Project Approach - Jake Mains and Gabriela Quiñones
- Outline of Goals
- Identify an indigenous language family of the Americas with sufficient documentation for project -Train a system/model that can identify the language of a given text. This will require a sample text of each language. Ideally multiple pages of text, but at least a few hundred words.
- After training, the model will identify the language of a given text. The text will need to be a minimum length, potentially 10 words/2-3 sentences.
- Aim for a minimum of 3 languages to differentiate. Ideally have 5+ languages to expand usability of the model
- If possible, outline an approach for training more languages in the future
- Training approach
- Train model by identifying key statistics of sample text for each language.
- Average word length
- Unique characters
- Unique vocabulary
- General word order (would first require POS tagging)
- Create an algorithm that combines these factors and outputs a guess with a percentage
- i.e. “Language A, 85% likely”, “Language C, 34% likely”
- Include a message if the percentage is too low, under 50%?
- i.e. “Unable to make a reliable estimate. Try again with a longer text.”
- Potential language families:
- Iroquoian (NE U.S.)
- Cherokee
- Timeline
- Week 0 (11/16: Approach Due)
- Identify language family
- Identify potential computing approaches
- Submit project approach
- Week 0.5 (11/19)
- Gather sample texts, clean them, add to database for testing
- Create initial code for testing and training
- Identify more feasible approaches based on initial coding
- Week 1 (11/23)
- Refine testing and identify major issues to be addressed
- Seek feedback for additional testing approaches if necessary
- Build up database with additional texts if necessary
- Code rough output messages based on results
- Week 1.5 (11/26)
- Work out bugs in model to improve accuracy
- Establish minimum text length that would be feasible for identification
- Week 2 (11/30)
- Continue coding
- Identify additional languages to train if model is working well at this point
- Less work completed in this timeframe due to Thanksgiving Break
- Week 2.5 (12/3)
- Begin training of additional languages, if possible
- Work on write up of project summary, individual contributions, etc.
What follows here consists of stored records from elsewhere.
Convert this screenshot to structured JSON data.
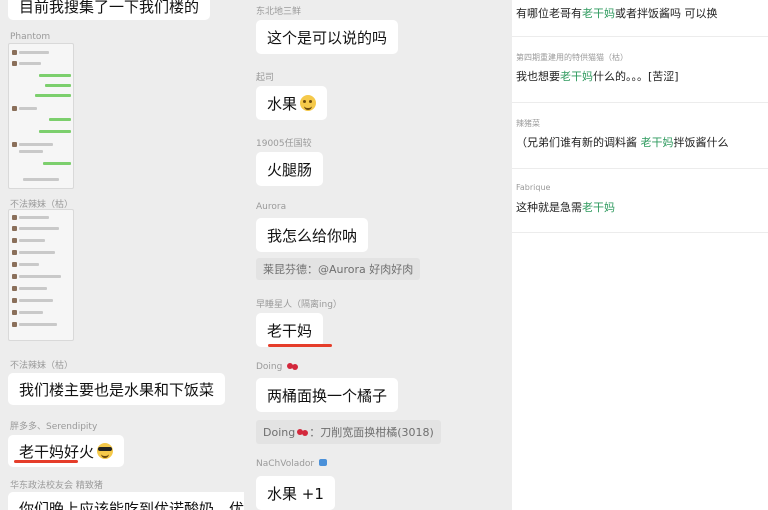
{
  "left_panel": {
    "bubble_top": "目前我搜集了一下我们楼的",
    "shot1_sender": "Phantom",
    "shot2_sender": "不法辣妹（枯）",
    "sender_1": "不法辣妹（枯）",
    "bubble_1": "我们楼主要也是水果和下饭菜",
    "sender_2": "胖多多、Serendipity",
    "bubble_2": "老干妈好火",
    "sender_3": "华东政法校友会 精致猪",
    "bubble_3": "你们晚上应该能吃到优诺酸奶，优"
  },
  "middle_panel": {
    "sender_1": "东北地三鲜",
    "bubble_1": "这个是可以说的吗",
    "sender_2": "起司",
    "bubble_2": "水果",
    "sender_3": "19005任国较",
    "bubble_3": "火腿肠",
    "sender_4": "Aurora",
    "bubble_4": "我怎么给你呐",
    "quote_4": "莱昆芬德：@Aurora 好肉好肉",
    "sender_5": "早睡星人（隔离ing）",
    "bubble_5": "老干妈",
    "sender_6": "Doing",
    "bubble_6": "两桶面换一个橘子",
    "quote_6_user": "Doing",
    "quote_6_text": "：刀削宽面换柑橘(3018)",
    "sender_7": "NaChVolador",
    "bubble_7": "水果 +1"
  },
  "right_panel": {
    "comments": [
      {
        "user": "",
        "text_before": "有哪位老哥有",
        "highlight": "老干妈",
        "text_after": "或者拌饭酱吗 可以换"
      },
      {
        "user": "第四期重建用的特供猫猫（枯）",
        "text_before": "我也想要",
        "highlight": "老干妈",
        "text_after": "什么的。。。[苦涩]"
      },
      {
        "user": "辣猪菜",
        "text_before": "（兄弟们谁有新的调料酱 ",
        "highlight": "老干妈",
        "text_after": "拌饭酱什么"
      },
      {
        "user": "Fabrique",
        "text_before": "这种就是急需",
        "highlight": "老干妈",
        "text_after": ""
      }
    ]
  },
  "colors": {
    "chat_background": "#ededed",
    "highlight_green": "#2e9a5e",
    "annotation_red": "#e53d2a"
  },
  "icons": {
    "smile": "grinning-face-emoji",
    "cool": "sunglasses-emoji",
    "cherry": "cherry-emoji",
    "wave": "water-emoji"
  }
}
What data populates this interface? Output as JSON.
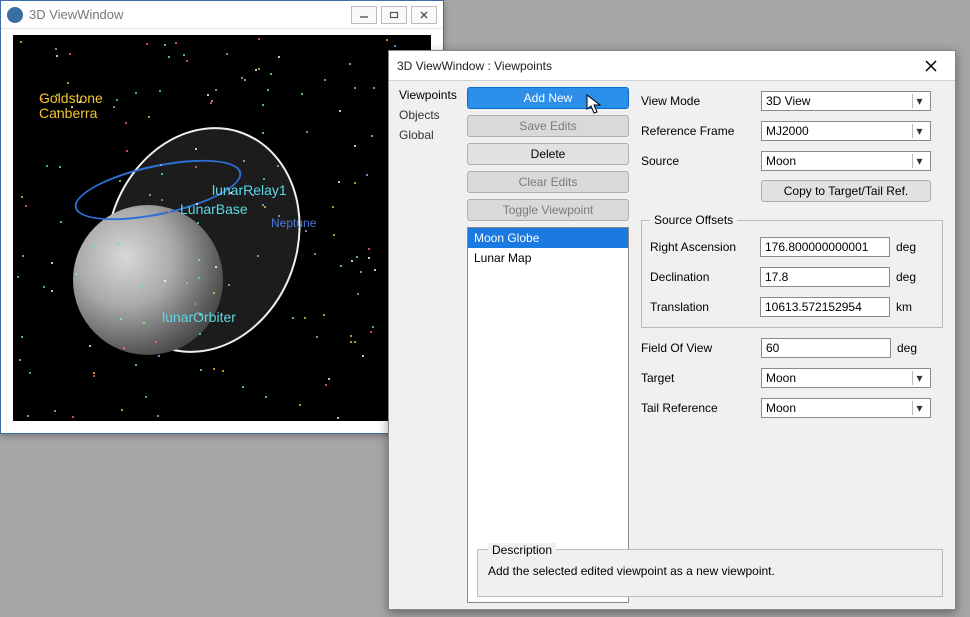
{
  "win3d": {
    "title": "3D ViewWindow",
    "labels": {
      "goldstone": "Goldstone",
      "canberra": "Canberra",
      "lunarRelay1": "lunarRelay1",
      "lunarBase": "LunarBase",
      "neptune": "Neptune",
      "lunarOrbiter": "lunarOrbiter"
    }
  },
  "dialog": {
    "title": "3D ViewWindow : Viewpoints",
    "tabs": [
      "Viewpoints",
      "Objects",
      "Global"
    ],
    "activeTab": "Viewpoints",
    "buttons": {
      "addNew": "Add New",
      "saveEdits": "Save Edits",
      "delete": "Delete",
      "clearEdits": "Clear Edits",
      "toggleViewpoint": "Toggle Viewpoint",
      "copyTarget": "Copy to Target/Tail Ref."
    },
    "listItems": [
      "Moon Globe",
      "Lunar Map"
    ],
    "listSelected": "Moon Globe",
    "fields": {
      "viewMode": {
        "label": "View Mode",
        "value": "3D View"
      },
      "referenceFrame": {
        "label": "Reference Frame",
        "value": "MJ2000"
      },
      "source": {
        "label": "Source",
        "value": "Moon"
      },
      "fieldOfView": {
        "label": "Field Of View",
        "value": "60",
        "unit": "deg"
      },
      "target": {
        "label": "Target",
        "value": "Moon"
      },
      "tailReference": {
        "label": "Tail Reference",
        "value": "Moon"
      }
    },
    "sourceOffsets": {
      "legend": "Source Offsets",
      "rightAscension": {
        "label": "Right Ascension",
        "value": "176.800000000001",
        "unit": "deg"
      },
      "declination": {
        "label": "Declination",
        "value": "17.8",
        "unit": "deg"
      },
      "translation": {
        "label": "Translation",
        "value": "10613.572152954",
        "unit": "km"
      }
    },
    "description": {
      "legend": "Description",
      "text": "Add the selected edited viewpoint as a new viewpoint."
    }
  }
}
- Begin analyzing results, limitations, future improvements, etc.
- Week 3 (12/7) PROJECT DUE!
- Make final touches on model
- Organize code and resources, create READEME.md file and put in-line comments, for easy understanding on grader side
- Finish write-up and discussion
- Week 0 (11/16: Approach Due)
- Train model by identifying key statistics of sample text for each language.
Summary of individual contributions
| Team member | Role/contributions |
|---|---|
| Jake Mains | Created the code to identify the language sample, Searched for sample texts of the languages and Created short biographies of the selected languages. |
| Gabriela Quiñones | Created a database to store the languages, sample texts and information about the langueges, Created test files to make sure everything was progressing correctly, Helped search for sample texts on the languages. |
Results
Using the text files that we found and processed, we were able to create a sufficient identification system. This system returned the correct language prediction when given a short string of text, about the size of one setntence. We included 6 Iroquoian languages as well as English as a baseline. Predictions were based off of language script as well as common words found in the language. With the language prediction, a short biography of the identified language is also returned.
Error analysis
This system works well with the data it's trained on, but may have some limitations on held-out data. This system relies on the target language to be in a certain script for proper identification. For example, Cherokee in particular is trained on a specific script and will not likely be identified if working with another script. In addition, some langugaes were trained on a more generic script, so we used common words in the language to identify them, for instance "tsha'" in Onondaga. If the text entered does not have one of these words, it may not identify the language.
Reproducibility
Results are reproducable through the files accessable in the team repo.
You can access it here
Future improvements
Our main limitation for this project was a lack of text from each lnaguage in this family. Some future improvements could involve sourcing more texts for more accurate language prediction. This could also involve a deeper language analysis that allows for proper identification no matter the script or if the text given is missing a key word. This could involve other metrics like average word length or consonant patterns unique to the language. Lastly, building a user interface for more practical use would be a major improvement.